Application of adsorbent for environmental water sample
The adsorbent was used to treatment of Pb(II) ions in three real water samples, including tap, well, and lake waters. To check the application of the adsorbent in real samples, water samples were spiked with 20 mg L−1 of Pb(II) ions, and the removal efficiency of the adsorbent was examined under optimal conditions. The results are presented in Table 2. It is clear that Pb(II) ions have been successfully removed from the real samples using the cited adsorbent.
Comparison with other adsorbents
Table 3 shows a comparison of the maximum adsorbent capacities of this sorbent with several other prepared materials reported in the literature for the removal of Pb(II) ions. According to Table 3, the adsorbent adsorption capacity in this study is higher than, those of almost all of the other reported adsorbents.
Since the higher the porosity and size of the adsorbent, the higher the adsorption efficiency was. Finally, precision was used in the synthesis of this microzone, and factors such as temperature and contact time of the adsorbent with heavy metal and pH also affected the adsorption. All of these factors were optimized, and each of these can change the adsorption efficiency during the adsorption process.

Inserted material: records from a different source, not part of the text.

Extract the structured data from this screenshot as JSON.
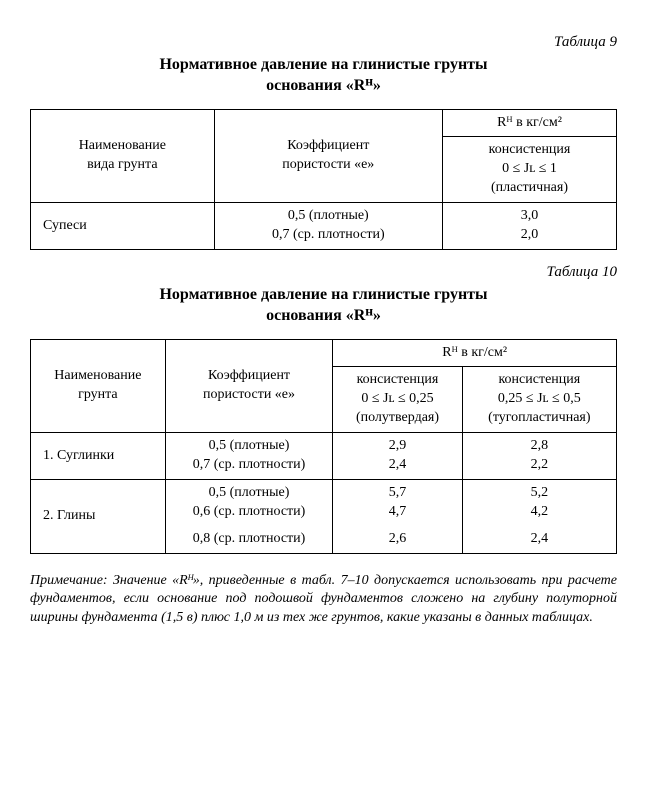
{
  "page": {
    "background_color": "#ffffff",
    "text_color": "#000000",
    "font_family": "Times New Roman",
    "base_font_size_pt": 11
  },
  "table9": {
    "label": "Таблица 9",
    "title_line1": "Нормативное давление на глинистые грунты",
    "title_line2": "основания «Rᴴ»",
    "col1_header_l1": "Наименование",
    "col1_header_l2": "вида грунта",
    "col2_header_l1": "Коэффициент",
    "col2_header_l2": "пористости «е»",
    "col3_header_top": "Rᴴ в кг/см²",
    "col3_header_l1": "консистенция",
    "col3_header_l2": "0 ≤ Jʟ ≤ 1",
    "col3_header_l3": "(пластичная)",
    "row1": {
      "name": "Супеси",
      "coef_l1": "0,5 (плотные)",
      "coef_l2": "0,7 (ср. плотности)",
      "val_l1": "3,0",
      "val_l2": "2,0"
    }
  },
  "table10": {
    "label": "Таблица 10",
    "title_line1": "Нормативное давление на глинистые грунты",
    "title_line2": "основания «Rᴴ»",
    "col1_header_l1": "Наименование",
    "col1_header_l2": "грунта",
    "col2_header_l1": "Коэффициент",
    "col2_header_l2": "пористости «е»",
    "col34_header_top": "Rᴴ в  кг/см²",
    "col3_header_l1": "консистенция",
    "col3_header_l2": "0 ≤ Jʟ ≤ 0,25",
    "col3_header_l3": "(полутвердая)",
    "col4_header_l1": "консистенция",
    "col4_header_l2": "0,25 ≤ Jʟ ≤ 0,5",
    "col4_header_l3": "(тугопластичная)",
    "row1": {
      "name": "1. Суглинки",
      "coef_l1": "0,5 (плотные)",
      "coef_l2": "0,7 (ср. плотности)",
      "v1_l1": "2,9",
      "v1_l2": "2,4",
      "v2_l1": "2,8",
      "v2_l2": "2,2"
    },
    "row2": {
      "name": "2. Глины",
      "coef_l1": "0,5 (плотные)",
      "coef_l2": "0,6 (ср. плотности)",
      "coef_l3": "0,8 (ср. плотности)",
      "v1_l1": "5,7",
      "v1_l2": "4,7",
      "v1_l3": "2,6",
      "v2_l1": "5,2",
      "v2_l2": "4,2",
      "v2_l3": "2,4"
    }
  },
  "footnote": "Примечание: Значение «Rᴴ», приведенные в табл. 7–10 допуска­ется использовать при расчете фундаментов, если основание под подошвой фундаментов сложено на глубину полуторной ширины фундамента (1,5 в) плюс 1,0 м из тех же грунтов, какие указаны в данных таблицах."
}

Regarding our experiments, functionalized mesoporous silica adsorbent materials were prepared under several experimental conditions by using functionalized nanoporous silica as a template and fumed silica as the silica source utilizing a one-pot hydrothermal method for the removal of Pb(II) ions from aqueous solution. Fourier transform infrared spectrometer (FT-IR), scanning electron microscopy (SEM), transmission electron microscopy (TEM), Brunauer-Emmett-Teller (BET), and low angle X-ray analysis (XRD) were used to the characterization of the prepared mesoporous adsorbent. Batch adsorption experiments were applied to define the adsorption behavior of Pb(II) ions upon the prepared mesoporous silica materials. It was estimated that with an initial concentration of 50 mg L-1, 95% of Pb(II) ions were removed at an equilibrium time of 30 min, solution pH 6, the adsorbent dosage of 50 mg, and an initial concentration of 50 mg L-1 as the optimized condition. The proposed adsorbent was used for the removal of Pb (II) ions from real samples with reliable removal efficiency.
Functionalized mesoporous silica adsorbent materials were directly prepared. The characterization results were proved the structure of the mesoporous silica. Adsorption behavior of SH-SiO2 exhibited its high affinity to Pb(II) ions with any interference. The maximum removal efficiency was achieved at 95% under contact time of 30 min, solution pH 6, the adsorbent dosage of 50 mg, and an initial concentration of 50 mg L-1 as the optimized condition. The proposed adsorbent was used for the removal of Pb(II) ions from real samples with reliable removal efficiency.
The authors wish to thank the University of Tehran for financial support.
CONFLICT OF INTEREST
The authors declare that they have no conflict of interest.